Numéro 13 - Décembre 2022

On a longtemps jugé les chansons de geste à l’aune de la seule Chanson de Roland, pierre de touche de la « pureté » du genre épique, genre communautaire par excellence censé représenter l’opposition entre deux entités ethno-religieuses étanches. Or, depuis le regain d’intérêt dont a bénéficié l’épopée tardive durant les dernières décennies (Suard, 1980, 2003 ; Boutet, 1993, 2019 ; Roussel, 1998, 2018), cette vision monolithique a été nuancée et réexaminée.
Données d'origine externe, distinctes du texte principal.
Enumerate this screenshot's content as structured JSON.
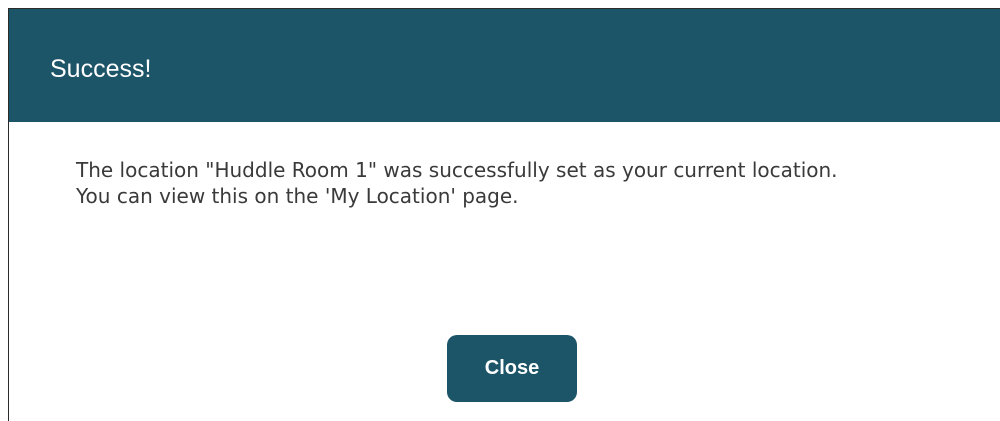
{
  "dialog": {
    "title": "Success!",
    "message": "The location \"Huddle Room 1\" was successfully set as your current location. You can view this on the 'My Location' page.",
    "close_label": "Close"
  },
  "colors": {
    "header_bg": "#1c5468",
    "button_bg": "#1c5468",
    "title_text": "#ffffff",
    "body_text": "#3a3a3a"
  }
}
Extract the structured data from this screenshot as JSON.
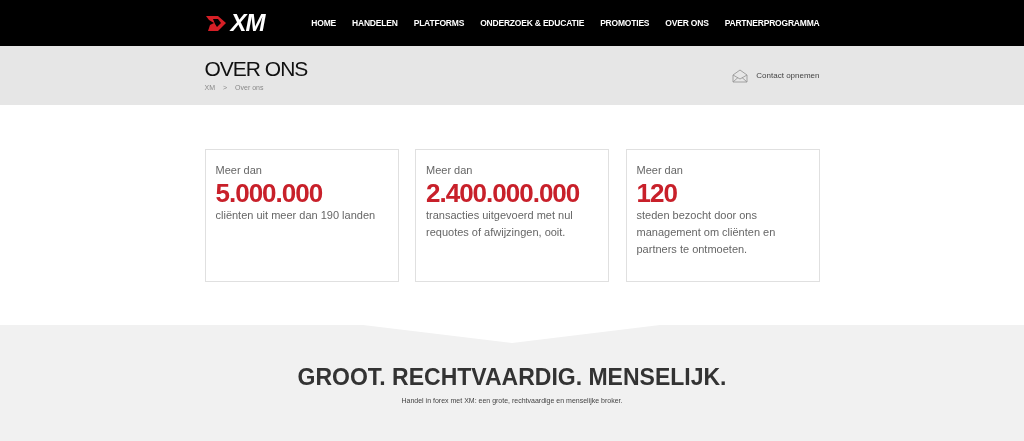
{
  "logo": {
    "text": "XM"
  },
  "nav": [
    {
      "label": "HOME",
      "selected": false
    },
    {
      "label": "HANDELEN",
      "selected": false
    },
    {
      "label": "PLATFORMS",
      "selected": false
    },
    {
      "label": "ONDERZOEK & EDUCATIE",
      "selected": false
    },
    {
      "label": "PROMOTIES",
      "selected": false
    },
    {
      "label": "OVER ONS",
      "selected": false
    },
    {
      "label": "PARTNERPROGRAMMA",
      "selected": false
    }
  ],
  "page_header": {
    "title": "OVER ONS",
    "breadcrumb": [
      "XM",
      ">",
      "Over ons"
    ],
    "contact": "Contact opnemen"
  },
  "stats": [
    {
      "prefix": "Meer dan",
      "number": "5.000.000",
      "text": "cliënten uit meer dan 190 landen"
    },
    {
      "prefix": "Meer dan",
      "number": "2.400.000.000",
      "text": "transacties uitgevoerd met nul requotes of afwijzingen, ooit."
    },
    {
      "prefix": "Meer dan",
      "number": "120",
      "text": "steden bezocht door ons management om cliënten en partners te ontmoeten."
    }
  ],
  "banner": {
    "headline": "GROOT. RECHTVAARDIG. MENSELIJK.",
    "subtitle": "Handel in forex met XM: een grote, rechtvaardige en menselijke broker."
  }
}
Tous les défauts dont les textes épiques de deuxième ou troisième génération avaient été auparavant taxés tendent à présent à être considérés comme des atouts : autant les critiques de l’école romantique déploraient le mélange des genres, synonyme pour eux de « déclin, dégénérescence, abâtardissement, décadence » (Roussel, 2018, p. 13), autant la critique moderne souligne la plasticité de l’épopée, genre ouvert à de multiples influences, et qui puise aussi en lui-même les ressources lui permettant de déployer toute sa richesse sur le plan générique et thématique, comme le montre Philippe Haugeard dans son article. Cette tendance au mélange des genres pointe déjà dans des textes très anciens. Les œuvres postérieures ne font que puiser de manière plus systématique à un répertoire de motifs narratifs disparates et variés, souvent d’origine folklorique, qui ont nourri l’imaginaire épique depuis ses commencements, mais tout aussi délicats à cerner, comme en témoigne l’étude de Girbert de Metz proposée par Gauthier Grüber, dont les subdivisions et épisodes fonctionnent comme autant de « frontières internes » au texte.
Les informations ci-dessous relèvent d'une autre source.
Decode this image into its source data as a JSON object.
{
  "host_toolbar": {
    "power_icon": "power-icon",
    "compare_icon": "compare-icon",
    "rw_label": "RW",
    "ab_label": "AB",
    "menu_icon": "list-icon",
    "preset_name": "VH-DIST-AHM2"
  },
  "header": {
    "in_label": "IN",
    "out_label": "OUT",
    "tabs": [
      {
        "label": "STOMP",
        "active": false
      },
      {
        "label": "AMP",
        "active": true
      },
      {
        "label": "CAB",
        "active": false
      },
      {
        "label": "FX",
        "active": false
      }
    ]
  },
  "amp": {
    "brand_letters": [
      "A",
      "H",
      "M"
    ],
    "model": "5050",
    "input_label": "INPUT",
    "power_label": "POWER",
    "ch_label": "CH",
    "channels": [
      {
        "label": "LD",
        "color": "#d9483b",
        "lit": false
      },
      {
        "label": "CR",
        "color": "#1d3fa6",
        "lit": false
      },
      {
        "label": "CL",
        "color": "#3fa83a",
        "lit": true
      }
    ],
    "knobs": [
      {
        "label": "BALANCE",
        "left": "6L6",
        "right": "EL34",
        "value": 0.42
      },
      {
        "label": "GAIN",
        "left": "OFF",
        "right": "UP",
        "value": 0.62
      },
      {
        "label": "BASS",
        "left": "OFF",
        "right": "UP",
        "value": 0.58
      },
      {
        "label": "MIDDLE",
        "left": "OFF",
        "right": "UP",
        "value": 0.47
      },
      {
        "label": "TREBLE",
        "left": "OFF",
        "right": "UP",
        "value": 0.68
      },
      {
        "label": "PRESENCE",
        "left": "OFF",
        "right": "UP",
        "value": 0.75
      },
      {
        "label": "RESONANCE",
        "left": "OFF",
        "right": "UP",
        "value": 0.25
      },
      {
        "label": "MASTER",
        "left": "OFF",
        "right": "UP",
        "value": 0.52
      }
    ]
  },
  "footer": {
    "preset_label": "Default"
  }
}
Une circulation constante a existé au Moyen Âge entre les différents genres littéraires narratifs (Payen, 1984, p. 199), l’épopée elle-même ayant abondamment circulé en Europe par le biais d’adaptations, de traductions, ou de mises en proses, comme le montrent les contributions de Justine Dockx et d’Aurore Dericq Facchinetti. Des avatars se rencontrent également dans d’autres cultures, à l’instar du cantar espagnol ou du cantare italien, en passant par la saga norroise, ou la Sage allemande – que Peter Andersen analyse ici à travers la plus célèbre d’entre elles, la Chanson des Nibelungen. Si la romanistique et ses figures les plus éminentes, telles que Erich Auerbach ou Ernst Robert Curtius, ont étudié les éléments narratifs communs et les topoï partagés, les prologues des œuvres constituent tout spécialement des lieux privilégiés où se tisse le dialogue intertextuel, comme le montre bien Gianfelice Peron dans sa contribution. Au-delà des frontières géographiques, linguistiques et génériques, une littérature européenne médiévale a donc bel et bien existé, non pas entendue comme territoire délimité par des frontières, mais comme espace sémiotique commun, ou « sémiosphère » (Lotman, 1999).

Ce recueil est le fruit des activités du laboratoire junior Épopées Médiévales : frontières, échanges, héritages, fondé à la fin de 2018 à l’ENS de Lyon et associé à un carnet de recherche disponible sur la plate-forme Hypothèses. En s’inscrivant dans le socle des études fondatrices sur le mélange des genres dans l’épopée (voir notamment Frantz, 2000, et Cazanave, 2005), les articles contenus dans ce volume interrogent sous plusieurs angles les concepts de frontière, de porosité et de transfert, appliqués aux textes épiques. Ils sont regroupés en deux sections : la première porte sur les frontières génériques et textuelles (Philippe Haugeard, Gauthier Grüber, Gianfelice Peron), et la seconde interroge l’adaptation de la chanson de geste à un nouvel environnement historique et social (Justine Dockx, Aurore Dericq Facchinetti, Peter Andersen). Allant à l’encontre d’une acception négative de la frontière entendue comme barrière, les études ici rassemblées montrent que c’est précisément dans l’ouverture et le dynamisme que l’épopée a puisé les ferments de sa vitalité et de son propre renouvellement. Cet épanouissement constitue sans doute l’une des raisons de sa survie jusqu’à nos jours, quoique sous des formes différentes. Genre « holistique » par excellence (Boutet, 1993, p. 205), l’épopée suscite en effet un véritable engouement chez le grand public, comme en témoignent diverses séries télévisées telles que Game of Thrones, des jeux vidéo, ou encore des bandes dessinées.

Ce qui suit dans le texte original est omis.